In his inauguration address on Monday, Greitens quoted from the books of Proverbs and Isaiah. He talked of the voice of the people calling for a new direction. He noted that Missourians don’t value big talk but want to be shown specifics. And he declared that the greatest conviction is to love our neighbors as ourselves.

 Those sentiments, those pronouncements bode well, but backing up words with actions is the hard work of government. Among the issues at the top of the list that deserve attention from the governor and the legislature are reforms in ethics and campaign finance. 

 In Jefferson City, as in Washington, too often it seems like influence over lawmakers and other government officials is for sale. Meals, tickets to performances and sporting events and other gifts from lobbyists flow freely, and no matter how strongly the recipients protest that their votes aren’t influenced by such handouts, the appearance of impropriety remains.

 The same is true of campaign finance donations.
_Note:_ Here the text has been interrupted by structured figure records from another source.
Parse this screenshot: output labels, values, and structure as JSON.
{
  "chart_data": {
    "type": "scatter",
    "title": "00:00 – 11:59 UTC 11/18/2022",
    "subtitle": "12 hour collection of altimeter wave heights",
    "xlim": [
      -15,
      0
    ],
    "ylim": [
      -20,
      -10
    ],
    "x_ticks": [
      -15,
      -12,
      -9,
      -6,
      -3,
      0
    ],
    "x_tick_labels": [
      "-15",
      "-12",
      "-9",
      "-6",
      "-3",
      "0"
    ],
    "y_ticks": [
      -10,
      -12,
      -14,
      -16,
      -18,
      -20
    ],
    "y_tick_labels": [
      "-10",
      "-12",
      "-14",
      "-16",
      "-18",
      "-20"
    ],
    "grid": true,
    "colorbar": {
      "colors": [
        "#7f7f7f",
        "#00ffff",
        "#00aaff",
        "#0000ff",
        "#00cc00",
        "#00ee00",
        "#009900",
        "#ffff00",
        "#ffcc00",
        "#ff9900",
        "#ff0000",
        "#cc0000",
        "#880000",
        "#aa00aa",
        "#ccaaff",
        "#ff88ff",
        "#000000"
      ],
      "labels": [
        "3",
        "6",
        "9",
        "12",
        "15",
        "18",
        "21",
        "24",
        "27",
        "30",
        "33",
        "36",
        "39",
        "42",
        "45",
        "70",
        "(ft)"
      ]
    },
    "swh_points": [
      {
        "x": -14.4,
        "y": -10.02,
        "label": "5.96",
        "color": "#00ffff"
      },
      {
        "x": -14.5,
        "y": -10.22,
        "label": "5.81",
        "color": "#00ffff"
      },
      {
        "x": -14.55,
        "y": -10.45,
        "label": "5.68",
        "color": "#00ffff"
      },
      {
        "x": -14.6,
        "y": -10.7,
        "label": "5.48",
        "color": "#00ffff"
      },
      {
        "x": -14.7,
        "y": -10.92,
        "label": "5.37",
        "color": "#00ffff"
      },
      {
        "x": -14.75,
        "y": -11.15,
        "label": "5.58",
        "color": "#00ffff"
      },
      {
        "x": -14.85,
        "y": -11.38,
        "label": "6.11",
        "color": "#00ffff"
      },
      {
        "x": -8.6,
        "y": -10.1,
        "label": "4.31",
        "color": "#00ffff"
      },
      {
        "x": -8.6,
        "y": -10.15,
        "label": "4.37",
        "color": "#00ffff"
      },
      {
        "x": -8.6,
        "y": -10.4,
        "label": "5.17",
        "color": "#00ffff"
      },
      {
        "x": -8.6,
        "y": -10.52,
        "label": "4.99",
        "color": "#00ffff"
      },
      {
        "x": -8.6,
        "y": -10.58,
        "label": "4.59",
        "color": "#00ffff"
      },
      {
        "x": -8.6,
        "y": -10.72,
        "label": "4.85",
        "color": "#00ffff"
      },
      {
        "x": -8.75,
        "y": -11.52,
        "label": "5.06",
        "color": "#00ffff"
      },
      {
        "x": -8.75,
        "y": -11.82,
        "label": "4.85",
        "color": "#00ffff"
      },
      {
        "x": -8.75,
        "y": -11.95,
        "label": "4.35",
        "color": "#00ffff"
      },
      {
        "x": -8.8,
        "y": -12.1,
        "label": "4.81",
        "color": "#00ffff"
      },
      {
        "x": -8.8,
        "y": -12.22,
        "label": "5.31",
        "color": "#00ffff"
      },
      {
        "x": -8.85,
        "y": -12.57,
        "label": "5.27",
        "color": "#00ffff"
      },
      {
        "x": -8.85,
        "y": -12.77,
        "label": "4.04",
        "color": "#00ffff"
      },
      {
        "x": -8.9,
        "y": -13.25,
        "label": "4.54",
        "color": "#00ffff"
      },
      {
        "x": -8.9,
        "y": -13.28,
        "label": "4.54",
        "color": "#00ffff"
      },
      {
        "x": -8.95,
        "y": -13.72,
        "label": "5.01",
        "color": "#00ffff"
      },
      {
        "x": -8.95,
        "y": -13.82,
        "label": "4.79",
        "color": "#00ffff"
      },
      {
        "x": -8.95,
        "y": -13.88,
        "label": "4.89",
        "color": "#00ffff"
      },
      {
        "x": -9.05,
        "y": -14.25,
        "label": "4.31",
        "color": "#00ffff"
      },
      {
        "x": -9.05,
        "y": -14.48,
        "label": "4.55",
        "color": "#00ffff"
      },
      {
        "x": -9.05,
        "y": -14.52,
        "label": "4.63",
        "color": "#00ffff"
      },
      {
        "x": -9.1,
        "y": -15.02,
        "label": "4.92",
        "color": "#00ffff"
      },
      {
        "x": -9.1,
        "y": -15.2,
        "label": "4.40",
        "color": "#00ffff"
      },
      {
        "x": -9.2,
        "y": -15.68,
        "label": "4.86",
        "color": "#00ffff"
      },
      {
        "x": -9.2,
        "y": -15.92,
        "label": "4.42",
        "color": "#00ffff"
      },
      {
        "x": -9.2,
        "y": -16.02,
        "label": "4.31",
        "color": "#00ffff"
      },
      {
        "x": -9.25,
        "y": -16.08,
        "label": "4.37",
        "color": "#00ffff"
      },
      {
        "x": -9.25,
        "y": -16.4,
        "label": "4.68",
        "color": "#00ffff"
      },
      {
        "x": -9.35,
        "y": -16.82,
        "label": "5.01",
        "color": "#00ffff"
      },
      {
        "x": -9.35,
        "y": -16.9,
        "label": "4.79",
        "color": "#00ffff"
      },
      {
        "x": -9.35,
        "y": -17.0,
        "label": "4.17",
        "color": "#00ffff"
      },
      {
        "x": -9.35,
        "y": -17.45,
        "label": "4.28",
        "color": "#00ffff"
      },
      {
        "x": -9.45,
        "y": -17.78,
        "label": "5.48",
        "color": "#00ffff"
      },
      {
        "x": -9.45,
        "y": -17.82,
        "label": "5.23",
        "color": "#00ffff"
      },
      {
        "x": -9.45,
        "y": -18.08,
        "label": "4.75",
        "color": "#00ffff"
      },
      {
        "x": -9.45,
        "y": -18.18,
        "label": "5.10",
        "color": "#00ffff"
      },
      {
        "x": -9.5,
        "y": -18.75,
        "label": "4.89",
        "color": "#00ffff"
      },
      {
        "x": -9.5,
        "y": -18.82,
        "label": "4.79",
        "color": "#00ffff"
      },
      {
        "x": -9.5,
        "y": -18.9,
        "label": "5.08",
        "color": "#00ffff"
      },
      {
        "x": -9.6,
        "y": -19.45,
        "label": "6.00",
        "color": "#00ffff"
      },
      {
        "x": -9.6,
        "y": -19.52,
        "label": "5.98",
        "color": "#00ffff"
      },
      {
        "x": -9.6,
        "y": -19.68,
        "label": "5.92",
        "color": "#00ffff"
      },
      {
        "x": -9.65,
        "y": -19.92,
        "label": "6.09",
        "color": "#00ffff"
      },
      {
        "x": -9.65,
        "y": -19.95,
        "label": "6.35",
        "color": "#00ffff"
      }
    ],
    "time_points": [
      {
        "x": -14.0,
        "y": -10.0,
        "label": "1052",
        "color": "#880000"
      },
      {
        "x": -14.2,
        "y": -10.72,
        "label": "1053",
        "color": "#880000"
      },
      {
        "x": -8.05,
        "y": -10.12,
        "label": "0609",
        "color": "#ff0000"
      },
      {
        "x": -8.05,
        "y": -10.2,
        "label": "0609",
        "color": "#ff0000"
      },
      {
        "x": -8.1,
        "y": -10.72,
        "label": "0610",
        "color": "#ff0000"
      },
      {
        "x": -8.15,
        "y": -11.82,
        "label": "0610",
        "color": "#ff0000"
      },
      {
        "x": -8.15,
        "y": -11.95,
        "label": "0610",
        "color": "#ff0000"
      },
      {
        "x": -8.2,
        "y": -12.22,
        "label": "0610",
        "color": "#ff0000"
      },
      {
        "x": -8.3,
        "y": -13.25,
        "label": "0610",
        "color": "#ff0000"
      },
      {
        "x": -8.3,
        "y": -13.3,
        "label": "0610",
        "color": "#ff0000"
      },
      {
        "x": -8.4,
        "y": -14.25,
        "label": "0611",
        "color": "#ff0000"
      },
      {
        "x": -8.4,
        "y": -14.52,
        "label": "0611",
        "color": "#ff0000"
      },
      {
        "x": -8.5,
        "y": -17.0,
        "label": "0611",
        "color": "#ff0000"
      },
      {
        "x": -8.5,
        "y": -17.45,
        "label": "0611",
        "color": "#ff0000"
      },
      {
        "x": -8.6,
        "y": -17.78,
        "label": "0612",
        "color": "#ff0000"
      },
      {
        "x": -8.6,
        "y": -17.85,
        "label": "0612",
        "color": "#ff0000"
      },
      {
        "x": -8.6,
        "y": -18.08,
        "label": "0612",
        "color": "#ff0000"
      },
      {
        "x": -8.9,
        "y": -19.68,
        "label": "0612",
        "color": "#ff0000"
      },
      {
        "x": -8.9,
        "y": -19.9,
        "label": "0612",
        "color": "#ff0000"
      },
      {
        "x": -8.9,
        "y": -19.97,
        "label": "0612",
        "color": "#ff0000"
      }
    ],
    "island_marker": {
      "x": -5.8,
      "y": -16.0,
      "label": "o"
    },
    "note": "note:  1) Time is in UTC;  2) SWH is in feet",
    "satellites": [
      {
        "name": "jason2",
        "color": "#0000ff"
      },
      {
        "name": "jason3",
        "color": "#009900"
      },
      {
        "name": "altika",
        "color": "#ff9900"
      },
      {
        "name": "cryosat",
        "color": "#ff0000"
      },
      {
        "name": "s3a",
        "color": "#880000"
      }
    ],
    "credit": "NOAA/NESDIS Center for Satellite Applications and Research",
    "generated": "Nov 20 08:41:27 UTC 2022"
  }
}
Last year’s passage of a state constitutional amendment restored limits that were removed in 2008, but money too often finds its way around legal limitations. Keeping a close watch to make sure the new constraints are honored will help restore badly needed trust in government.

But fixing how government works is only one side of the equation. Greitens and members of the legislature also have to work to make lives better for the most vulnerable Missourians, those who worry about getting sick, making a living wage and having top-quality schools.

 Top Republicans in the General Assembly have talked about imposing stricter limits on who would qualify for Medicaid. But with likelihood of changes in the Affordable Care Act, people need more assurance, not less, that when they need medical care, it will be available to them. Shortchanging them is shortsighted.

 The same is true of the push to make sure that there are enough full-time, well-paying jobs for anybody who wants one. The longstanding debate over so-called right-to-work legislation may be headed for a resolution, but that won’t end the larger conversation about the guarantee of a living wage, one that gives working families a decent standard of living.

 And that standard of living starts with good public education. The formula that distributes money to Missouri’s school districts is underfunded by hundreds of millions of dollars. Instead of lowering the target, or talking about diverting public money for non-public schools, Greitens and lawmakers need to concentrate on full funding and fair funding for students, from preschool through high school and beyond.

 On another high-profile issue, the GOP majority has already expanded gun rights in Missouri, including elimination of the requirements to obtain a permit or training. Greitens ran as a strong Second Amendment advocate, but the fact that his own wife was robbed at gunpoint, and the shocking number of homicides in Missouri’s urban areas, should be wake-up calls. Ideally, Greitens’ impressive intellect will help strike a balance between the right to bear arms and the urgent need to curtail gun violence.

Tellingly, Greitens chose the city of Ferguson as the setting for his first formal news conference as governor-elect. The violence that followed the shooting death of Michael Brown was a disaster that attracted national attention. The lessons learned from the Ferguson tragedy offer the new governor the opportunity to build bridges to the African-American community while at the same time respecting the essential role of police officers who daily put their lives on the line to protect Missouri citizens.

 Underlying all these issues is a crying need to restore civility to government. In Jefferson City and Washington, too many harsh words and too many lingering resentments remain from last year’s sharp-tongued campaign. Everyone involved needs to concentrate on the ability to disagree without being disagreeable.

The Republican majority in our state legislature is extremely conservative, and is likely to remain so through Greitens’ tenure. If the new governor can invest his political capital to curtail influence peddling, restore public confidence in government and elevate the tone of debate, everyone would benefit. Repairing the world, one state at a time, will help guarantee a legacy to be proud of.